Here is a possible redesign which was also drawn using Excel. To eliminate the spaces between the bars, highlight the data series, choose format selection and then set the gap width to zero in Excel 2010. Use Excel’s Help to see how to set the gap width in other versions.

This figure shows that there is a premium for every age between 0 and 65. It shows that the premium for under 18 years covers more ages than do other premiums. It labels the lowest premium and shows that the highest is 4.4 times the premium for ages 0-18. It also shows where three times the lowest premium falls. Then the title reinforces the message rather than using a generic title like “Rate Spread.”

This is certainly a simple graph that is easily understood.

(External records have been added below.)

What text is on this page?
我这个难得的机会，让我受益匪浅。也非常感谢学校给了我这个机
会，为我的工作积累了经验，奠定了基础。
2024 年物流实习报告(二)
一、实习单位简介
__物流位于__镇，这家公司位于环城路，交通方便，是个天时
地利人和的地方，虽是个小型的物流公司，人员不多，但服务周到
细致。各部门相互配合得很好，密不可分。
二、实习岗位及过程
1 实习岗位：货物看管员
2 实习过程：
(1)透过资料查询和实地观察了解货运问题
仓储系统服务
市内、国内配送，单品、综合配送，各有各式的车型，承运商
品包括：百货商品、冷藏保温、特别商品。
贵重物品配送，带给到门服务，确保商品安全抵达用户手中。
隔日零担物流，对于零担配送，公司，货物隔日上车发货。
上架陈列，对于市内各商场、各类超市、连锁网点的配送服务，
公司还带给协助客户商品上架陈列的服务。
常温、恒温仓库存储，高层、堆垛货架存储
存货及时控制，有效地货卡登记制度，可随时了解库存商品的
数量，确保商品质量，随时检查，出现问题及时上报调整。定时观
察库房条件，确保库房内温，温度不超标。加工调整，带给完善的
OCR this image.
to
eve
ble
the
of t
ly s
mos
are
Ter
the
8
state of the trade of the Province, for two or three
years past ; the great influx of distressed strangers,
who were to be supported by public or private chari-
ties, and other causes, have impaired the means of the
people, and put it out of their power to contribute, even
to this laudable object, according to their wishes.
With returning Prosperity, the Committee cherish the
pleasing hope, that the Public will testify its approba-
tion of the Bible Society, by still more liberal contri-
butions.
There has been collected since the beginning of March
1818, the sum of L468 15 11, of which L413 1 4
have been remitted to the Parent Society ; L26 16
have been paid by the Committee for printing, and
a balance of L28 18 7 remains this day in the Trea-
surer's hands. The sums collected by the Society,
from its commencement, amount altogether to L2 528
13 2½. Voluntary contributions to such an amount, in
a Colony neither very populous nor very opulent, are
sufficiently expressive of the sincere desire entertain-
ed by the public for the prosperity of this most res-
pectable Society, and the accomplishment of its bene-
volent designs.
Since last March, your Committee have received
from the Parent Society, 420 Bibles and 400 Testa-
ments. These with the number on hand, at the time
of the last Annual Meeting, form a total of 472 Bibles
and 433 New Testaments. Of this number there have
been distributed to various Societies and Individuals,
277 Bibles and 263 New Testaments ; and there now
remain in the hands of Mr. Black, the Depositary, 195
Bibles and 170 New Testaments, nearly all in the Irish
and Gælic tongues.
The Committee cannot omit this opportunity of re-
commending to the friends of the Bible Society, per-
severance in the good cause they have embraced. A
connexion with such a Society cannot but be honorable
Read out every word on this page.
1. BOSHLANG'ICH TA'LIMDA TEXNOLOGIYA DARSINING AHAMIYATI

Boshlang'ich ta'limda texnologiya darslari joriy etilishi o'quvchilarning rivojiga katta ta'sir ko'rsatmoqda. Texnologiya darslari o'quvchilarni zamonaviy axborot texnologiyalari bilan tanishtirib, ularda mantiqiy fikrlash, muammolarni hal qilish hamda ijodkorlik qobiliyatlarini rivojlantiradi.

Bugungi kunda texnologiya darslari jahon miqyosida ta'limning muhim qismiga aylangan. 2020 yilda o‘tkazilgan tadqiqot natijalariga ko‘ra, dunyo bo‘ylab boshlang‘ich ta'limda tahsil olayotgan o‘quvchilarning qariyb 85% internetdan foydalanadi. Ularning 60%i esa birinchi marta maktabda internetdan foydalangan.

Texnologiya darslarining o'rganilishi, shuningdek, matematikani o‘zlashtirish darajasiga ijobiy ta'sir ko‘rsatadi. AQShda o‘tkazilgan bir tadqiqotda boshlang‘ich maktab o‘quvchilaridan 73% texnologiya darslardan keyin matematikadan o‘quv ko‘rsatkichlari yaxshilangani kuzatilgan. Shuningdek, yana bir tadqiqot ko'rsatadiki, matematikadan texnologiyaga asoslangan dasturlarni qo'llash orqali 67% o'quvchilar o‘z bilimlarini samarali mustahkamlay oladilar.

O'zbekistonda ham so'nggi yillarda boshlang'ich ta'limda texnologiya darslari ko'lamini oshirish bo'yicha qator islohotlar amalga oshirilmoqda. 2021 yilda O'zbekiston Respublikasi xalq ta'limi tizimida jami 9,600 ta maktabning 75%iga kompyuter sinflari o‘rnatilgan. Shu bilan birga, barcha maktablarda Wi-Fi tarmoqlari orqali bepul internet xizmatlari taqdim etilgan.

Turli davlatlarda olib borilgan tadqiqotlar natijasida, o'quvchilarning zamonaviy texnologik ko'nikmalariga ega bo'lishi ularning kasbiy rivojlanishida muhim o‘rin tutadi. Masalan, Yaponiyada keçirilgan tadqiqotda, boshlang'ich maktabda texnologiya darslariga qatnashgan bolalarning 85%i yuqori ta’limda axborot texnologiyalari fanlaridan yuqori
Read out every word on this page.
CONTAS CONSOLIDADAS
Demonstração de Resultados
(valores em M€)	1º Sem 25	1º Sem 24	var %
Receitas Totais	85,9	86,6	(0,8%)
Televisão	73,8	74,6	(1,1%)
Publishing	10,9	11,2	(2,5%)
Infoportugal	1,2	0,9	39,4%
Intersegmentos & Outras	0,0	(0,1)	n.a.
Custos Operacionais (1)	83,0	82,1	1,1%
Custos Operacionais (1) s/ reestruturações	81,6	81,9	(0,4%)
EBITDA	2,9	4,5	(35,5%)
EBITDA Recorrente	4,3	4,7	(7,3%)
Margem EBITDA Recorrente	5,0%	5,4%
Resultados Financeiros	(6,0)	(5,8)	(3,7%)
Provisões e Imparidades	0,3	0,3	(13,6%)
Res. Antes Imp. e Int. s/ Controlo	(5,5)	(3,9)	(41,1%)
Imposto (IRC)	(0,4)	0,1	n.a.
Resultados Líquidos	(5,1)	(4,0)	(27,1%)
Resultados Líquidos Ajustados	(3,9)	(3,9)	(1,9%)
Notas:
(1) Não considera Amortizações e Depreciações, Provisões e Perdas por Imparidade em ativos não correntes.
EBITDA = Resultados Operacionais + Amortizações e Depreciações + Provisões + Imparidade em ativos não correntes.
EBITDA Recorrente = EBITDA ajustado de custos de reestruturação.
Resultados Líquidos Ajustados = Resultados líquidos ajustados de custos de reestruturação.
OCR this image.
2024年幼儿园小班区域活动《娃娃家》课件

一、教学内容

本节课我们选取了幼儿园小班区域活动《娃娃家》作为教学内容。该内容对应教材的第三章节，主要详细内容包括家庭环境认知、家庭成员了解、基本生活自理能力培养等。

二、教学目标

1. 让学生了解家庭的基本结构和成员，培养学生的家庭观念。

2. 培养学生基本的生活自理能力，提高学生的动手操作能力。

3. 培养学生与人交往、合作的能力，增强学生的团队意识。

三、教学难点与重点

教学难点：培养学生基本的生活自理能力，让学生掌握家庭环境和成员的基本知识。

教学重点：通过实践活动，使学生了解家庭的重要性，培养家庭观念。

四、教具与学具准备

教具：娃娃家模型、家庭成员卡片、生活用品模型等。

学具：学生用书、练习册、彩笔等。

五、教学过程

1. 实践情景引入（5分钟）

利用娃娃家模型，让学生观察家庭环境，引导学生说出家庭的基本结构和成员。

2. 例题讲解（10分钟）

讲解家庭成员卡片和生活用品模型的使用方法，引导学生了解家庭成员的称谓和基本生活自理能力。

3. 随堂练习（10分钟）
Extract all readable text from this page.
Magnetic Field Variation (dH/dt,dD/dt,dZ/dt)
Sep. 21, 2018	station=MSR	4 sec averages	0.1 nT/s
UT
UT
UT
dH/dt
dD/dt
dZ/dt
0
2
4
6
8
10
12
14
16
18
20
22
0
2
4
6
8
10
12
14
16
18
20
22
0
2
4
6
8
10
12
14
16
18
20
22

It came about by thinking, “What am I trying to show and how do I show it?” rather than “Which of the charts on the menu should I use?”

My second example also comes from an email I received from someone who knows that I am not a fan of pie charts and even less of a fan of multiple pie charts. The labels have been altered to provide anonymity. The email just said, “Care to improve this graph?”

Figure sent to me for improvement

Pie charts suffer from perceptual problems (we’ll be saying more about this in later posts) and it is difficult to make comparisons across multiple pie charts. Again, let’s think about what we want to show and about how best to show it.

This diverging stacked bar chart clearly shows that that Brand A comes from a more equally distributed audience than the other brands. It facilitates age comparisons much better than the multiple pie charts and enables the reader to see the age distribution of each of the brands. The intensity of the color increases with increasing age, lessening the need for referring to the legend. R code for diverging stacked bar charts is available in version 2.17 or later of the HH package. See ?likert. I plan to post a Tableau workbook that explains how to create diverging stacked bar charts in Tableau by the end of the year.

Avoid the menu mindset. Think about the best way to communicate your story without limiting yourself to the charts on your software’s menus.